SAO PAULO, Brazil — Edson Bindilatti had never seen snow when he decided to become an Olympian bobsledder.
A champion decathlete from Brazil’s arid northeast, he dreamed of competing in the Olympics. But when Boston-based bobsled enthusiast Eric Maleson attempted to recruit Bindilatti in 1999, the decathlete had never even heard of the winter sport.
Maleson assigned him one piece of homework: Watch the 1993 movie “Cool Runnings,” loosely based on the first Jamaican bobsled team, which formed for the 1988 Winter Olympics. Maleson hoped to recreate the story in Brazil, another tropical country, by establishing its first team in the cold-weather Olympic event.
By the time the credits rolled, Bindilatti was in. Maleson took him to Team USA’s Olympic training facility in Lake Placid, N.Y., where Bindilatti was promptly crammed inside a sled.
“I came to see the sport, so I thought I would just observe, but no,” Bindilatti said. “We got to Lake Placid, one of the hardest paths in the world, and the coach said, ‘Put your head down.’ ”
His first run — at 90 mph — was the scariest thing Bindilatti had ever experienced. When he reached the end, adrenaline coursed through his body. “Let’s do it again,” he said.

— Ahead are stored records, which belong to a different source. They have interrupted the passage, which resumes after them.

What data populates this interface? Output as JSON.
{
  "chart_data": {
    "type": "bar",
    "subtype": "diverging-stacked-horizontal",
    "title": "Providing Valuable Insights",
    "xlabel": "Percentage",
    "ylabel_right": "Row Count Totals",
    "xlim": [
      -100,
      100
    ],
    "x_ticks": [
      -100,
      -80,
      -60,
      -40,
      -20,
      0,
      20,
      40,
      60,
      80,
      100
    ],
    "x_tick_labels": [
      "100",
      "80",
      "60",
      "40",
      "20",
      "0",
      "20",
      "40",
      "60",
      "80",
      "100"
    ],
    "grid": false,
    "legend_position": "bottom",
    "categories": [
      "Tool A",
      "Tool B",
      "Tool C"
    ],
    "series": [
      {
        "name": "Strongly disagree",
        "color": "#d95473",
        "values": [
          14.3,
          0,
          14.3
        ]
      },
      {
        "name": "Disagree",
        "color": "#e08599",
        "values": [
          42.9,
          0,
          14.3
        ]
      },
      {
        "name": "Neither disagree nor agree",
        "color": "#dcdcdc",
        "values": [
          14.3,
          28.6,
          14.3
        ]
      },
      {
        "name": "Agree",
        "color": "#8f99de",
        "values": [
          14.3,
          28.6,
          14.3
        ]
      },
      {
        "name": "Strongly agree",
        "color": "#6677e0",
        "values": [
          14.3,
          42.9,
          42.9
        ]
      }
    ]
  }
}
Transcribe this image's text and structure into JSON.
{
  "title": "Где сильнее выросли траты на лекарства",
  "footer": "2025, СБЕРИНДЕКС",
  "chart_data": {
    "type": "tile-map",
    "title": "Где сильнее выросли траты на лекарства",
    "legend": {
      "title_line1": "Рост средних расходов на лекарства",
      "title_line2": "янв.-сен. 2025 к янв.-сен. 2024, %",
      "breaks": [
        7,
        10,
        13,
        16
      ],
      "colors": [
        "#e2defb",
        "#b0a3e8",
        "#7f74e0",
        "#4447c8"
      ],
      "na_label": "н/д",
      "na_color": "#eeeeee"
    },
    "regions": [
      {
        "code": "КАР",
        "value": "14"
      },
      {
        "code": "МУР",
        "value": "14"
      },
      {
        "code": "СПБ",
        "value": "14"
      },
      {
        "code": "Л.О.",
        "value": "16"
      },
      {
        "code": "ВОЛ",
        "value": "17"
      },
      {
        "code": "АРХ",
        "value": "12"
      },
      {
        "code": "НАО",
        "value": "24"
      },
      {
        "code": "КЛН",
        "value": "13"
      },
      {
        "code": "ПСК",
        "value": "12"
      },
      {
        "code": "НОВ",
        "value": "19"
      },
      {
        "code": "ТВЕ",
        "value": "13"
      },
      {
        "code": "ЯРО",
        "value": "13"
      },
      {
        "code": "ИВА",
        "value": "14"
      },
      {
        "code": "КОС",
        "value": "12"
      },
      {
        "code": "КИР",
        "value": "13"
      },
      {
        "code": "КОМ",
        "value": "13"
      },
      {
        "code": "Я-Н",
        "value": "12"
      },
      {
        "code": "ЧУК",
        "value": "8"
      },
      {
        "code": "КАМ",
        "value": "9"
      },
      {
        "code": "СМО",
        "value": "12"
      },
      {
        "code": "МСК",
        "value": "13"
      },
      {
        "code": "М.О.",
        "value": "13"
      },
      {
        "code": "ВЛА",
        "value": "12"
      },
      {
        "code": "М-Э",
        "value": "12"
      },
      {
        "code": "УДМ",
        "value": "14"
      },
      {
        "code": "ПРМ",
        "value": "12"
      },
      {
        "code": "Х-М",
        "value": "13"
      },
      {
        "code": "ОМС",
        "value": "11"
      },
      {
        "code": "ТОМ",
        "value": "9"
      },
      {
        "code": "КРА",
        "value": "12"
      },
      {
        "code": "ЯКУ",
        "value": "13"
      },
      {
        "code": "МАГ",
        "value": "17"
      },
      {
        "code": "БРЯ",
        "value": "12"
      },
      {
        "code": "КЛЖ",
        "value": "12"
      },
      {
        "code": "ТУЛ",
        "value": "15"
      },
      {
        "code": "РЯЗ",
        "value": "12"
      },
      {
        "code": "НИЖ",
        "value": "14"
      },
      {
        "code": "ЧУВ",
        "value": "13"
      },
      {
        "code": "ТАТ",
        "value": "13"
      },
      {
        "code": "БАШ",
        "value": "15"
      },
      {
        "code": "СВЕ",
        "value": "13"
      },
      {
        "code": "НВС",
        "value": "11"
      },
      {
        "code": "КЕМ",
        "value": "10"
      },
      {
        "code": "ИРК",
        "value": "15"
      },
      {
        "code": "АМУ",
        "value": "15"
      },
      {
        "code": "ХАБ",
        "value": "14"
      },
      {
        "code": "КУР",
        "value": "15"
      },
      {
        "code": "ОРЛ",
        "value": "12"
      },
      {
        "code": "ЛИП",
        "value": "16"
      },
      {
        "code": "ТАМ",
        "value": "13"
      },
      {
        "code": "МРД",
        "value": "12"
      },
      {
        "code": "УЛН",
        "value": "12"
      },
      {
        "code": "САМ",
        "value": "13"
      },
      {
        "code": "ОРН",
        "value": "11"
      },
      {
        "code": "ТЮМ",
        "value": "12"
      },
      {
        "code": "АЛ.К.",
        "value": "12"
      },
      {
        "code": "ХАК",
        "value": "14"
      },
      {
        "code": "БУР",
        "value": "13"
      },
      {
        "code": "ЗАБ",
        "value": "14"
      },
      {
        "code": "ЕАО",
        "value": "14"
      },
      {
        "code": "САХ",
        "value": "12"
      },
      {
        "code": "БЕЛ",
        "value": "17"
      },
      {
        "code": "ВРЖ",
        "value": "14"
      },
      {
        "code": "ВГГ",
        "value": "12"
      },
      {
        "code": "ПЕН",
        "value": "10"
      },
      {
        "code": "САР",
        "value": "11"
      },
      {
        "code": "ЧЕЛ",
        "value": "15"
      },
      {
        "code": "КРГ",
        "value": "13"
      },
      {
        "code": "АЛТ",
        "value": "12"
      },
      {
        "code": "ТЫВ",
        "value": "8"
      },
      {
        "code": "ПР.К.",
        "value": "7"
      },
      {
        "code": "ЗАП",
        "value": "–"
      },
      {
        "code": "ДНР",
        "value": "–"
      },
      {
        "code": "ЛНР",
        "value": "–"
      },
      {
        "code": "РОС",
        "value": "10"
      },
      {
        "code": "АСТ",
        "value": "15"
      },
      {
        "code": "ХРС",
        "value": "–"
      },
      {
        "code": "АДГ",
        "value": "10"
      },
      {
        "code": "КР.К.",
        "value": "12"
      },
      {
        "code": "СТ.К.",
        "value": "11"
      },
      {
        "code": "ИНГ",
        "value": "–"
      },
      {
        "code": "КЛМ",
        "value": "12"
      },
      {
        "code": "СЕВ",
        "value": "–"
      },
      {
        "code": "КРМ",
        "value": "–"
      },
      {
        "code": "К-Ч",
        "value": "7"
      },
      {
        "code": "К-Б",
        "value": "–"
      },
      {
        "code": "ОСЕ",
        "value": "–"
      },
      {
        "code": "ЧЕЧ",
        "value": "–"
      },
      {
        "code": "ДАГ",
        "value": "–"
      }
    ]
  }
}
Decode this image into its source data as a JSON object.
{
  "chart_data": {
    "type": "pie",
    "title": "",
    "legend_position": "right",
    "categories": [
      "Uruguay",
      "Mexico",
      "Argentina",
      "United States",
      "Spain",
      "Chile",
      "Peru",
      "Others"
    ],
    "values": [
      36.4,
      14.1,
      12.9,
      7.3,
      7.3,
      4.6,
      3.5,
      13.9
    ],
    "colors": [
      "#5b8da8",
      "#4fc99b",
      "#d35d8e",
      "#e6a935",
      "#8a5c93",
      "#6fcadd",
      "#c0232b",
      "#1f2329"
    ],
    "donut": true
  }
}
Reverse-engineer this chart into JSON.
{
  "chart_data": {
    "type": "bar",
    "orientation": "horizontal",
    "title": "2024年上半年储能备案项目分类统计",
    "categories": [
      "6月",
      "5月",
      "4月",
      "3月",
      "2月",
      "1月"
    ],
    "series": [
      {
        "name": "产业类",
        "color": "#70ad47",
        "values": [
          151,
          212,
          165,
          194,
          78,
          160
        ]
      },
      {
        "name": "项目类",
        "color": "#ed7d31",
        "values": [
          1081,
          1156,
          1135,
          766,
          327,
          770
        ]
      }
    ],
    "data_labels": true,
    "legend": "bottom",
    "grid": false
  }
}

In the 19 years since, Bindilatti, now 38 and the Brazilian team’s captain, has become his country’s bobsled evangelist. The Nordic sport, whereby teams of two or four athletes sled down iced tracks, is uncommon in the tropics. In Brazil, where soccer reigns supreme, convincing Brazilians to spend time and money on bobsledding has been difficult. The sport is expensive, with sleds costing upward of $50,000. All of the team members hold part-time jobs as personal trainers or coaches.
Known as The Frozen Bananas, Brazil’s squad trained mostly on dry ground, a concrete track they built in Sao Paulo. When the team finished second to last in the 2014 Winter Olympics in Sochi, they realized they needed help. A partnership with Team USA was brokered, which has provided the athletes daily exposure to the sport’s vital ingredient: Ice.
As part of an Olympic tradition in which experienced countries help underdogs gain a foothold in their sport, the partnership with Team USA has taken Bindilatti back to Lake Placid, where his career began. The Lake Placid Olympic Sports Complex, a legacy of the 1980 Olympics, has one of the oldest bobsled tracks in the world. On the mile-long path, the Brazilians perfect their turns side-by-side with the Americans, sharing tips and feedback.
“Lake Placid is our second home,” said Bindilatti, who spent the last four months training there.
Joining up with Team USA also gave the Brazilian athletes access to top-of-the line equipment, blades, mechanics and even coaches in the months leading up to the PyeongChang Olympics.
“I keep telling the U.S. coaches that I have the best gig at the Olympics,” said Shauna Rohbock, a women’s bobsled silver medalist in the 2006 Winter Olympics who splits her time coaching the American and Brazilian teams. “[The Brazilians] are super easy to work with and never complain. It’s really an honor to be here, and they get that.”
After qualifying, the team has its first four-man race Saturday, where the members hope their newfound skills help them gain sponsorships.
“We are no longer the ugly ducklings,” Bindilatti said. “We want to introduce bobsled to Brazil and show the world that a winter sport can be practiced in a tropical country.”